In my second post for my segment Secrets to a Classic Wardrobe, I will discuss the closet staple; the perfect blazer. I’ve always loved the way the perfect blazer can pull together an otherwise ho-hum outfit. It can make a low-key casual outfit infinitely more stylish. The perfect blazer is also a great piece to help you transition into fall, you can easily wear a favorite summer outfit and throw on a blazer to get wear out of it as you move into fall. I got my first blazer in New York City, shortly after graduating from college, it was a fitted black corduroy blazer. Now corduroy is a casual fabric, but in the right color it can look more formal. I must mention that I am talking about a blazer and not a jacket that is part of a 2 piece suit, which can often be worn as a blazer. I will often wear the jacket of a 2 piece suit without the suit skirt or pants, but I have about 5 stand alone blazers in cotton and wool to suit my mood and any outfit.
Know your budget and stick to it.
I said this in my last post about classic black pumps, you need to stay within your budget. If your budget is $150, find the blazer best you can for that price. If you are on a tighter budget, I would suggest going to online stores like The Outnet, Gilt Groupe and Saks Off 5th. There you can find higher end pieces at a reduced rates. I found my Elizabeth and James blazer above on Gilt Groupe at 60% off retail.
Only get a classic style.
If you don’t have an unlimited budget, only buy something classic that you will wear for many years. For example, don’t go for anything too trendy or made with inexpensive fabric or heavy fabric. I would stick with a simple lightweight wool option, it’s not too heavy and thick, which can look really out of place during the spring and cool summer evenings. I would also stay away from a blazers made out of sweater fabric, they will not hold their shape in the long-term. If you do opt for a trendy option, make sure you have your basics first.
Start with a Neutral Color.
Your first foray into any wardrobe classic should start with getting the basics. Anything neutral would be basic, such as black, brown, beige, navy or grey.
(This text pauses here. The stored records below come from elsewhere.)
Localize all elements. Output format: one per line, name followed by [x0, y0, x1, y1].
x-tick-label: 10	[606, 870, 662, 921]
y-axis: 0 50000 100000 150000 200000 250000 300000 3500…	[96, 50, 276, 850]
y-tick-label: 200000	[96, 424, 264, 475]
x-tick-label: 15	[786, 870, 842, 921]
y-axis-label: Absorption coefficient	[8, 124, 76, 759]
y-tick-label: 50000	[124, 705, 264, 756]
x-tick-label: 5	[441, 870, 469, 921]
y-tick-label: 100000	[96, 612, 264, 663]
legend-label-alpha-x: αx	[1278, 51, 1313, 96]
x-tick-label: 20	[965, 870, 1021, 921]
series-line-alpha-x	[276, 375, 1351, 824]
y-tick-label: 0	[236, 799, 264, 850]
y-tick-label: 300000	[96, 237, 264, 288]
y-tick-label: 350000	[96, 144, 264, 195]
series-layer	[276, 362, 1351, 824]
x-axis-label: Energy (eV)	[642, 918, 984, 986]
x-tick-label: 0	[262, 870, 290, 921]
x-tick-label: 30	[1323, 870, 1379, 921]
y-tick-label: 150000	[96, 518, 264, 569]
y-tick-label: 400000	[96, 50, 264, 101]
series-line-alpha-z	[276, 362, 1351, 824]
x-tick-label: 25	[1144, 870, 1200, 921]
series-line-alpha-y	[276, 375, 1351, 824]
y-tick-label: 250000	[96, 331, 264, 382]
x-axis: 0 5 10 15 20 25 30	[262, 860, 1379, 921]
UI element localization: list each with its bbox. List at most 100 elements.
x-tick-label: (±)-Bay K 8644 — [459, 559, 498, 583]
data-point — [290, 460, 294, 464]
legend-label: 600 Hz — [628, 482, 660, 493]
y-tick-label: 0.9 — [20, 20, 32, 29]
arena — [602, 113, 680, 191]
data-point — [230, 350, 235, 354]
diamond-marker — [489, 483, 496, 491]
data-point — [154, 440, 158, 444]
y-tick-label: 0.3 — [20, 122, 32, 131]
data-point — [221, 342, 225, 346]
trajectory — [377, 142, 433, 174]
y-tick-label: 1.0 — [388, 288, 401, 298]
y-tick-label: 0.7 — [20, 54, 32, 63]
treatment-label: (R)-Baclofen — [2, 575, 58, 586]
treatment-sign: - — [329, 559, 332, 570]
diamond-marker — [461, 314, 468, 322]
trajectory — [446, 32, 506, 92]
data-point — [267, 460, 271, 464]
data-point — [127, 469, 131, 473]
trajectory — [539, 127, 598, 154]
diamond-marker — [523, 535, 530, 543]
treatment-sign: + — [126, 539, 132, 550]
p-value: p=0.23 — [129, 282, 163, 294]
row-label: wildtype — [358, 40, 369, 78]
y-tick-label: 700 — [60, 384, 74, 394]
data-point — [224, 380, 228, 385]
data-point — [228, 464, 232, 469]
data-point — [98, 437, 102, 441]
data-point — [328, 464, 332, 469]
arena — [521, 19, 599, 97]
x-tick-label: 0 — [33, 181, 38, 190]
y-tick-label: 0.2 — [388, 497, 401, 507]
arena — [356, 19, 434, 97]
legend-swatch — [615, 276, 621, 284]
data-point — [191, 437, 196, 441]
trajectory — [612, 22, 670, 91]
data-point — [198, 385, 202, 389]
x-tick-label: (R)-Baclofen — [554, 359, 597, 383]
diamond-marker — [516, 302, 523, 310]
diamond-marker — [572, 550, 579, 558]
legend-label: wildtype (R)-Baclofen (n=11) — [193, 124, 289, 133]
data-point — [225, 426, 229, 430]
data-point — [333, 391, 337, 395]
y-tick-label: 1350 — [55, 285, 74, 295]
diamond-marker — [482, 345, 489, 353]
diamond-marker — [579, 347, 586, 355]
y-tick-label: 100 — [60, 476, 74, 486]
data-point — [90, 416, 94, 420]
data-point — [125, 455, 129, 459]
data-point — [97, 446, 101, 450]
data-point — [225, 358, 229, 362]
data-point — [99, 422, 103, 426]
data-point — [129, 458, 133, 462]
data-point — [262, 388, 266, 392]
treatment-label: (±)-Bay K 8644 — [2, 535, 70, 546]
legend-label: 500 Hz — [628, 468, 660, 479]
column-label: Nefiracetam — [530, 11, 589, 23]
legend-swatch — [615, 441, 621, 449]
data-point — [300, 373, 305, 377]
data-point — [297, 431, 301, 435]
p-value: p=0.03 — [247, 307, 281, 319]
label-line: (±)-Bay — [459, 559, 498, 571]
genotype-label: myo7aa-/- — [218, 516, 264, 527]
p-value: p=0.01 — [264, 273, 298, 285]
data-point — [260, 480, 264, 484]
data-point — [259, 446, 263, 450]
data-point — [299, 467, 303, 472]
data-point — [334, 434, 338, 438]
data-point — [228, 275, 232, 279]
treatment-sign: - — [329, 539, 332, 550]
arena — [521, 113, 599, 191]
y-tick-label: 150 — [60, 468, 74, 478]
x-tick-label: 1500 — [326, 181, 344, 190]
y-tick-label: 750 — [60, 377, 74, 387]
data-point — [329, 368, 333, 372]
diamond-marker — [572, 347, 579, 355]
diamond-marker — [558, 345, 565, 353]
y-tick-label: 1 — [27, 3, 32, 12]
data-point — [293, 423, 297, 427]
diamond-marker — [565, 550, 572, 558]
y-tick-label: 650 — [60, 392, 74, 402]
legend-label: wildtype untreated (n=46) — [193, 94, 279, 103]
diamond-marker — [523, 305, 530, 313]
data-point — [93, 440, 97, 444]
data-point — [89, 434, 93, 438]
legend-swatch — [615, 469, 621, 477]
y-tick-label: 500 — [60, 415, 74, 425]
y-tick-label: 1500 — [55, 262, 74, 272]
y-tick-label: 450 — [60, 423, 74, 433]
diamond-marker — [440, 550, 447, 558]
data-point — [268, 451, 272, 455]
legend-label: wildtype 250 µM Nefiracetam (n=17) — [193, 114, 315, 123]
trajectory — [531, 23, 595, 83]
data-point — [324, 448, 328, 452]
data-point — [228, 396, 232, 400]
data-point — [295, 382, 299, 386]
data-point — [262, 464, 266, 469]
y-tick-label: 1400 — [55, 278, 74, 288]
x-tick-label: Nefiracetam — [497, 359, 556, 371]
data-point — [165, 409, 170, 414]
I always gravitate to black, ( too much time in NYC) but if you don’t wear black, choose another neutral like a nice shade of brown or navy blue.
Start with a lightweight option.
So, as I mentioned in my story above, my first blazer was corduroy. I would however not suggest getting velvet or corduroy for your first blazer. You will only be able to get limited wear out of them because they are usually only worn in fall and winter. I would suggest a lightweight wool option that can be worn year round. If wool seems too stuffy, then go with a cotton option like the one I’m wearing below.
Utilize a great tailor.
What’s the difference between an expensive blazer and a cheap one? Fabric and fit. So even if your blazer is not the best fabric, make sure that the fit is impeccable. That will make it look much more expensive than it actually is. So, you’ve found the perfect high-end blazer at an amazing price, but the fit is not so perfect. One lesson I learned early on is the value of a good tailor and cobbler. A tailor will become your best friend in this case, ask them to tailor it specifically to your body. Ask for tailor recommendations from your friends or even Yelp and don’t just go to your local dry cleaner because they may not be skilled enough to do major tailoring. Remember, it’s much easier to take an item of clothing in than it is to let it out (make it bigger), sometimes it can be impossible because there isn’t enough fabric. So if given the choice, buy a bigger size so the tailor has more to work with. Regardless, many times you can find the perfect blazer at an amazing discount and then have it tailored to fit you perfectly. It still ends up being much cheaper than the retail price.